Thousands of protesters took to the streets in the capital and other Algerian cities on Friday to demand the postponement of a presidential election and the removal of the ruling elite following the end of Abdelaziz Bouteflika’s 20-year-rule last month.
A political source said the interim government was expected to extend the current transition period to allow time for preparations for the election.
Friday’s protest marked the 14th consecutive week of demonstrations.
They have continued through the Holy Month of Ramadan although numbers of the crowds are smaller than at the peak of the anti-Bouteflika protests.
They are calling for political reforms and the removal of all the clique of officials who have governed the North African nation since independence from France in 1962.
Bouteflika’s removal paved the way for a transition period that is due to end with a presidential election on July 4.
But demonstrators now demand the resignation of interim officials in charge of supervising the vote, including interim president Abdelkader Bensalah, who replaced Bouteflika for 90 days until the election, and Prime Minister Noureddine Bedoui.
“No to the July 4 election,” protesters draped in national flags chanted as thay marched in central Algiers. Many held up banners that read: “Bensalah go, Bedoui go.”

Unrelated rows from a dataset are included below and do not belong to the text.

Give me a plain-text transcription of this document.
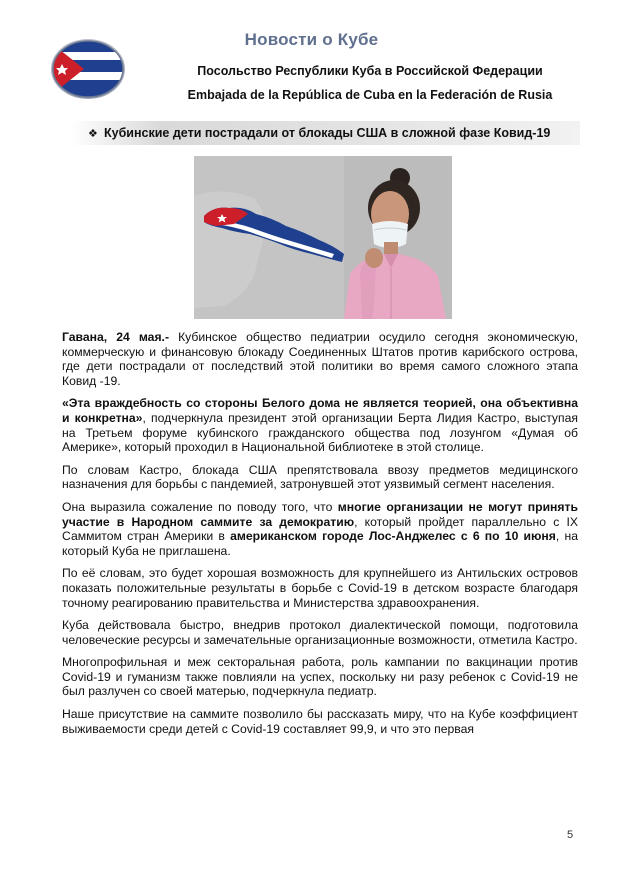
Новости о Кубе
Посольство Республики Куба в Российской Федерации
Embajada de la República de Cuba en la Federación de Rusia
❖ Кубинские дети пострадали от блокады США в сложной фазе Ковид-19

Гавана, 24 мая.- Кубинское общество педиатрии осудило сегодня экономическую, коммерческую и финансовую блокаду Соединенных Штатов против карибского острова, где дети пострадали от последствий этой политики во время самого сложного этапа Ковид -19.

«Эта враждебность со стороны Белого дома не является теорией, она объективна и конкретна», подчеркнула президент этой организации Берта Лидия Кастро, выступая на Третьем форуме кубинского гражданского общества под лозунгом «Думая об Америке», который проходил в Национальной библиотеке в этой столице.

По словам Кастро, блокада США препятствовала ввозу предметов медицинского назначения для борьбы с пандемией, затронувшей этот уязвимый сегмент населения.

Она выразила сожаление по поводу того, что многие организации не могут принять участие в Народном саммите за демократию, который пройдет параллельно с IX Саммитом стран Америки в американском городе Лос-Анджелес с 6 по 10 июня, на который Куба не приглашена.

По её словам, это будет хорошая возможность для крупнейшего из Антильских островов показать положительные результаты в борьбе с Covid-19 в детском возрасте благодаря точному реагированию правительства и Министерства здравоохранения.

Куба действовала быстро, внедрив протокол диалектической помощи, подготовила человеческие ресурсы и замечательные организационные возможности, отметила Кастро.

Многопрофильная и меж секторальная работа, роль кампании по вакцинации против Covid-19 и гуманизм также повлияли на успех, поскольку ни разу ребенок с Covid-19 не был разлучен со своей матерью, подчеркнула педиатр.

Наше присутствие на саммите позволило бы рассказать миру, что на Кубе коэффициент выживаемости среди детей с Covid-19 составляет 99,9, и что это первая

5
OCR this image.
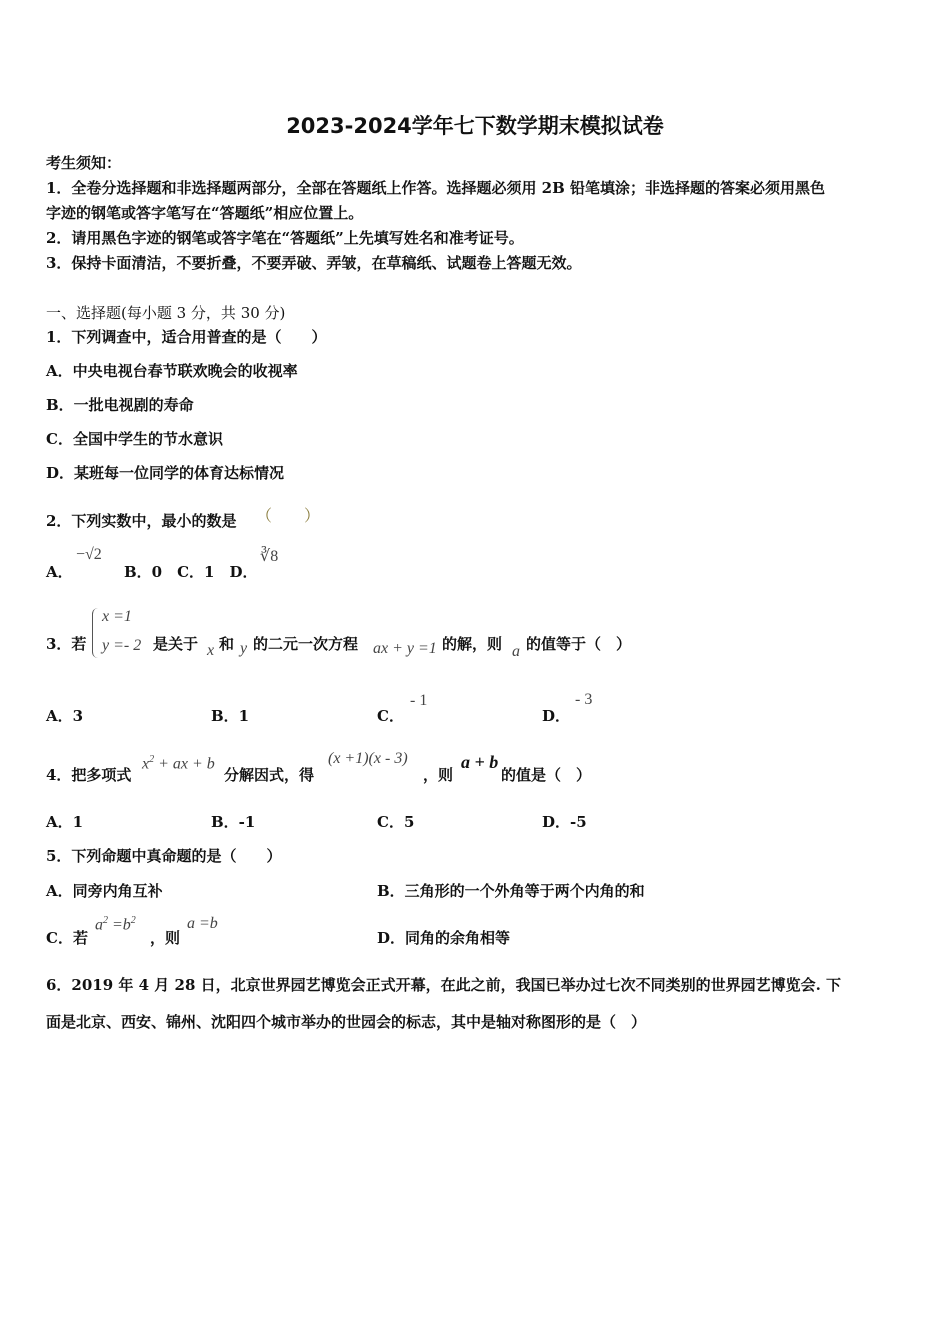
2023-2024学年七下数学期末模拟试卷
考生须知：
1．全卷分选择题和非选择题两部分，全部在答题纸上作答。选择题必须用 2B 铅笔填涂；非选择题的答案必须用黑色
字迹的钢笔或答字笔写在“答题纸”相应位置上。
2．请用黑色字迹的钢笔或答字笔在“答题纸”上先填写姓名和准考证号。
3．保持卡面清洁，不要折叠，不要弄破、弄皱，在草稿纸、试题卷上答题无效。
一、选择题(每小题 3 分，共 30 分)
1．下列调查中，适合用普查的是（　　）
A．中央电视台春节联欢晚会的收视率
B．一批电视剧的寿命
C．全国中学生的节水意识
D．某班每一位同学的体育达标情况
2．下列实数中，最小的数是 （　　）
A．
−√2
B．0　C．1　D．
∛8
3．若
x =1
y =- 2 是关于 x 和 y 的二元一次方程 ax + y =1 的解，则 a 的值等于（　）
A．3	B．1	C．
- 1
D．
- 3
4．把多项式
$x^2$ + ax + b
分解因式，得
(x +1)(x - 3)
，则
a + b
的值是（　）
A．1	B．-1	C．5	D．-5
5．下列命题中真命题的是（　　）
A．同旁内角互补	B．三角形的一个外角等于两个内角的和
C．若
$a^2 =b^2$
，则
a =b
D．同角的余角相等
6．2019 年 4 月 28 日，北京世界园艺博览会正式开幕，在此之前，我国已举办过七次不同类别的世界园艺博览会. 下
面是北京、西安、锦州、沈阳四个城市举办的世园会的标志，其中是轴对称图形的是（　）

Similar protests broke out in Algeria’s other main cities, including Annaba, Oran and Constantine.
The political source said the transtion period, which is due to end a few days after the scheduled July 4 election, could be extended by at least three months.
“Time is runing out and organisers have not finished preparations for the vote,” the source said.
Armed forces chief of staff Lieutenant General Ahmed Gaed Salah said last week that elections were the only way to get out of the crisis, but did not mention a date for the vote.
He reiterated calls for appeasement, mentioning the army’s positive response to demonstrators’ demands for the prosecution of people seen as corrupt.
Bouetflika’s youngest brother Said and two former intelligence generals have been put in custody on charges of harming the army’s authority and plotting against state authority.
Several businessmen have also been detained over allegations of involvement in corruption cases. Recently, a source familiar with the election process said the vote was to be delayed due to difficulties of organising the logistics in time and opposition on the street.
“There won’t be elections on July 4,” he said, asking not to be named.
The deadline for would-be presidential candidates to collect and submit 60,000 signatures is May 25.
The source said the vote could be delayed until the end of the year, with names in the air to run the transition including conservative former minister Ahmed Taleb Ibrahimi and technocrat and former prime minister Ahmed Benbitour.
Demonstrators in the central Tinerkouk area have been blocking access to an oil company since mid-April, demanding jobs in the industry. The ongoing rally has largely paralysed work at the site, according to the official APS news agency, prompting police to move in and disperse it on Tuesday.
Demonstrators blocked access to the local government offices, setting fire to the buildings and looting them when the police intervened, according to APS.
Saleh said on Wednesday he had no political ambitions in response to democracy activists who say that he intends to copy the authoritarian model of Egypt.
“Everybody should know that we have no political ambitions,” Salah told state television.
In Algeria, analysts said the army fears the crisis will continue at a time of worsening disorder in neighbouring Libya, where there is factional fighting for control of the capital Tripoli.
Salah also said a fight against corruption and cronyism, among protesters’ main grievances, would continue and that he disagreed with some officials who said this was not a priority.